Thousands of eager supporters waited under gray clouds and sprinkles of rain. Eager supporters waited on the National Mall to see their new President deliver his first address. But before the ceremony even began, controversy loomed.
Trump’s inaugural committee found difficulty recruiting artists to perform at his “Make America Great Again Welcome Celebration” concert. When Elton John was floated as an option, the English singer, who was an outspoken Clinton supporter, quickly shut it down, saying “it’s nothing personal… [but] I’m not a Republican in a million years.” Other singers joined the chorus of voices boycotting President Trump’s inauguration. Finally, Trump’s team found their match in Lee Greenwood, Toby Keith, 3 Doors Down, DJ Ravidrums, and the Piano Guys. Trump hosted the event on the steps of the Lincoln Memorial.
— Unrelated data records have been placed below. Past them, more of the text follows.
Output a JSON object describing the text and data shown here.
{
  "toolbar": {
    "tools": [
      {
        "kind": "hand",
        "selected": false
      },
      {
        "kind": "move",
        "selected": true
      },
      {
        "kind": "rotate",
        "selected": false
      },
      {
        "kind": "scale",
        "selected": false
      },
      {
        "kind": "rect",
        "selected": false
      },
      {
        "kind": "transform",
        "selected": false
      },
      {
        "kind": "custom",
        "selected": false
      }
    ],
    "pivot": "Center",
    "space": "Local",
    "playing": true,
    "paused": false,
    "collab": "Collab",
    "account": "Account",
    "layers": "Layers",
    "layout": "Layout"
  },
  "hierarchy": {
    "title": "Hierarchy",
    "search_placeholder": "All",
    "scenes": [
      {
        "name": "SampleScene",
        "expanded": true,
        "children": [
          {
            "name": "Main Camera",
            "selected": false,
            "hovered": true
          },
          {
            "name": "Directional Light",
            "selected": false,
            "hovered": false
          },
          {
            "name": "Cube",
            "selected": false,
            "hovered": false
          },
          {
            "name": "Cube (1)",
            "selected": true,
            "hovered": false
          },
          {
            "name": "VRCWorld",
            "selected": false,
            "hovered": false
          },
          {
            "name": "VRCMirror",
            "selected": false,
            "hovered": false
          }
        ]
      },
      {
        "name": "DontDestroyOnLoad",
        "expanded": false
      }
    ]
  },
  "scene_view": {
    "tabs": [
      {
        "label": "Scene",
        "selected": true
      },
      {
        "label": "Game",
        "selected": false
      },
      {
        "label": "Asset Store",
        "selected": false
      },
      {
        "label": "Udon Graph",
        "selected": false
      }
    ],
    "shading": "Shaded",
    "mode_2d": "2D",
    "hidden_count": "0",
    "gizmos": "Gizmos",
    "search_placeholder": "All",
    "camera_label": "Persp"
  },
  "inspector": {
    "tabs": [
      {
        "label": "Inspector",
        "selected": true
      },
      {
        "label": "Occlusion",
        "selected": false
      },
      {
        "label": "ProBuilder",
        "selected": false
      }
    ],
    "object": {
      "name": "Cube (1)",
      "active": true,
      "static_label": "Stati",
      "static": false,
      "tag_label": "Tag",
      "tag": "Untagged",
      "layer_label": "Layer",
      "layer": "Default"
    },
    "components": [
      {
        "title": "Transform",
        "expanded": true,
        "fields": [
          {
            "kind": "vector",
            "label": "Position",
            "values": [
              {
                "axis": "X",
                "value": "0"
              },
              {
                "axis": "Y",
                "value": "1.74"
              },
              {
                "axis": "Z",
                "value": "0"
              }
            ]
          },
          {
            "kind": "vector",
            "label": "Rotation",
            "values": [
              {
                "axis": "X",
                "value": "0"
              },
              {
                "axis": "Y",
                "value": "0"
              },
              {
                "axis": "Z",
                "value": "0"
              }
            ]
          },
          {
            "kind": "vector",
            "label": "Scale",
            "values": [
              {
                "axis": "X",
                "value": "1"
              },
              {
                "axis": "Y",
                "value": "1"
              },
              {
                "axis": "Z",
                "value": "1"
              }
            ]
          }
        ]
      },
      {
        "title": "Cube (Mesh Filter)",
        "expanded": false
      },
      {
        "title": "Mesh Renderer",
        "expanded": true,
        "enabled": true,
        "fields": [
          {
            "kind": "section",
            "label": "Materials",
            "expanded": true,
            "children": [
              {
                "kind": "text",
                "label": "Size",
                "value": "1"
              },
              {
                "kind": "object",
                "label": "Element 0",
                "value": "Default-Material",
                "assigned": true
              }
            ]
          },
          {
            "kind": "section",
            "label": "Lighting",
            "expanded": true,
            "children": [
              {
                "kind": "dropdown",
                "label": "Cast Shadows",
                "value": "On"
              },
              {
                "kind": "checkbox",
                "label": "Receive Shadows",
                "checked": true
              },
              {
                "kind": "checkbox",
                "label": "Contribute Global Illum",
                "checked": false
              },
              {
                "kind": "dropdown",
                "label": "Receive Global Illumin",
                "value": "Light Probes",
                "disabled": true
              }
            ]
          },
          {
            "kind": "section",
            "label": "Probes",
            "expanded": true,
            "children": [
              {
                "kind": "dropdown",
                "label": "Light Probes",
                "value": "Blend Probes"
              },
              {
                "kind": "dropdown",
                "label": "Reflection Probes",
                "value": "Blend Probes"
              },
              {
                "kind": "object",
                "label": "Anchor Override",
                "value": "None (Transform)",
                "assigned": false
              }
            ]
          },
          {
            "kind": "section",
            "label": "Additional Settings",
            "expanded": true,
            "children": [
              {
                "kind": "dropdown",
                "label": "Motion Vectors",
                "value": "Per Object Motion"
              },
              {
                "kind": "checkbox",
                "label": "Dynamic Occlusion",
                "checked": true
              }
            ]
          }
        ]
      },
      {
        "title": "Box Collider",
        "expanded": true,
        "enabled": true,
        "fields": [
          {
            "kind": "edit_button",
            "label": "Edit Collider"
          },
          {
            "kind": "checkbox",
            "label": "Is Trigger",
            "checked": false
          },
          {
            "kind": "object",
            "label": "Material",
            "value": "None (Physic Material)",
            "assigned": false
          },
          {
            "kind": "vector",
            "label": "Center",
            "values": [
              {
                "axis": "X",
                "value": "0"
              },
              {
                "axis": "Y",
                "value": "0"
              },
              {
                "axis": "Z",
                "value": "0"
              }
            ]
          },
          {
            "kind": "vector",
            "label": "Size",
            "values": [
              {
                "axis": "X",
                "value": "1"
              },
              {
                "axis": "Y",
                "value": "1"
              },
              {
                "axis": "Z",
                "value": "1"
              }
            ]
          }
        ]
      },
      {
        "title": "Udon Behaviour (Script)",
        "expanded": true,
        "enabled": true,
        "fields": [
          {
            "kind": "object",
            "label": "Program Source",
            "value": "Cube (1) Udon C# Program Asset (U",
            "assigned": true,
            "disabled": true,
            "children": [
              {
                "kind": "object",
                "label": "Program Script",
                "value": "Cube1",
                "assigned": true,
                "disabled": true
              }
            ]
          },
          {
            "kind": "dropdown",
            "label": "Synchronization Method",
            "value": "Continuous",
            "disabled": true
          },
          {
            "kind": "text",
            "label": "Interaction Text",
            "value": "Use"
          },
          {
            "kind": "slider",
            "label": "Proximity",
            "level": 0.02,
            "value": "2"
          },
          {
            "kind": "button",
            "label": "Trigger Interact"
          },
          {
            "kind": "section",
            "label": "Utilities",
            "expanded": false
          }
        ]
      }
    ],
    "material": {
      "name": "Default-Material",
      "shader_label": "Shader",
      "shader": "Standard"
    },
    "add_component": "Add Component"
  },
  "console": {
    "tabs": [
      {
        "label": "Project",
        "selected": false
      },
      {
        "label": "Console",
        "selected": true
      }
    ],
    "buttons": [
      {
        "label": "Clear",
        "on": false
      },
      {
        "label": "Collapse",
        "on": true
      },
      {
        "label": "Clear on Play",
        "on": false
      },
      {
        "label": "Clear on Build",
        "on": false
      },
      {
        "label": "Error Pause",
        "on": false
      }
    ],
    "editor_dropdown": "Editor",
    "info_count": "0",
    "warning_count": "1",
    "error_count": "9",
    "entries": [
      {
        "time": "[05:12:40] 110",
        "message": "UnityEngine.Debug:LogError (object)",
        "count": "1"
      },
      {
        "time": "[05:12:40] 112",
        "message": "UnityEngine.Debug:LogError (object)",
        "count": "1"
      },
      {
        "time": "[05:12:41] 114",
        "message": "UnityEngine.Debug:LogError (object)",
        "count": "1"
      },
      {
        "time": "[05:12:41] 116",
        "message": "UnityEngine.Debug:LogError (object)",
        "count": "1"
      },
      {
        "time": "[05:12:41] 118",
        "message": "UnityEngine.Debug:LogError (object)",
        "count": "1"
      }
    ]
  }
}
With fireworks and dancing, the sun set on President Barack Obama’s last day in office.
The day-long marathon of Inauguration events began early in the morning. First, President Obama, Michelle Obama, President Trump, and his wife, Melania Trump, met for tea. After that, in a powerful and traditional symbol of the peaceful transfer of power, Trump and Obama shared a car for the procession to the Capitol.
The inauguration stand on the western front of the capitol was packed with important Washington leaders of past and present. President Jimmy Carter, Vice President Dick Cheney, President George W. Bush, and Belmont Hill alumni General Mark Milley, Chief of Staff of the Army, were seated behind the presidential podium. Hillary Clinton, Trump’s bitter rival throughout the election, was accompanied by President Bill Clinton. Chief Justice John Roberts administered the presidential oath of office, and President Trump swore on both his childhood bible and the Lincoln bible.
President Trump’s inaugural address, written by aides Stephen Miller and Steve Bannon, focused on many of the messages he focused on during his campaign; it highlighted his philosophy of “America First.” In front of a crowd of established politicians, Trump went to the jugular early on, declaring that “a small group in our nation’s Capital has reaped the rewards of government while the people have borne the cost… That all changes — starting right here, and right now.” Trump touched on quelling the “carnage” of the inner cities, tightening up the borders, and bringing back jobs. The speech also invoked God multiple times, a strange move for a man who was controversial among Evangelical leaders and remarked in 2015 that he has never sought for forgiveness from God.
The true controversy began after the inauguration had concluded. Many social media users remarked that Trump’s inauguration crowd was lackluster compared to President Obama’s 2009 inauguration. Trump fired back, saying his inauguration crowd “looked like a million, a million and a half people.” But numbers do not lie. Trump’s inauguration crowd was estimated to be 160,000 people. Obama’s was 1.8 million in 2008.
But Obama wasn’t the only one that beat President Trump’s crowd. The very next day, an estimated 470,000 people participated in the Women’s March on Washington. The worldwide movement was a show of force against what many perceive to be a threat to women’s rights in Trump’s administration. Marches were staged in London (100,000 people), Chicago (250,000), Los Angeles (750,000), New York (400,000), and Boston (175,000).
The spit over crowd sizes became a story after the White House Press Secretary scolded reporters for lying about Trump’s crowd size. Trump Advisor Kellyanne Conway backed him up, saying Spicer was reporting “alternative facts.” The internet pounced and made memes.
Trump is off to a rocky start. He has stumbled out of the gates. He has damaged his image by making an embarrassing “nonstory” a story. Whether he is able to let it go and let the news cycle pass is yet to be seen.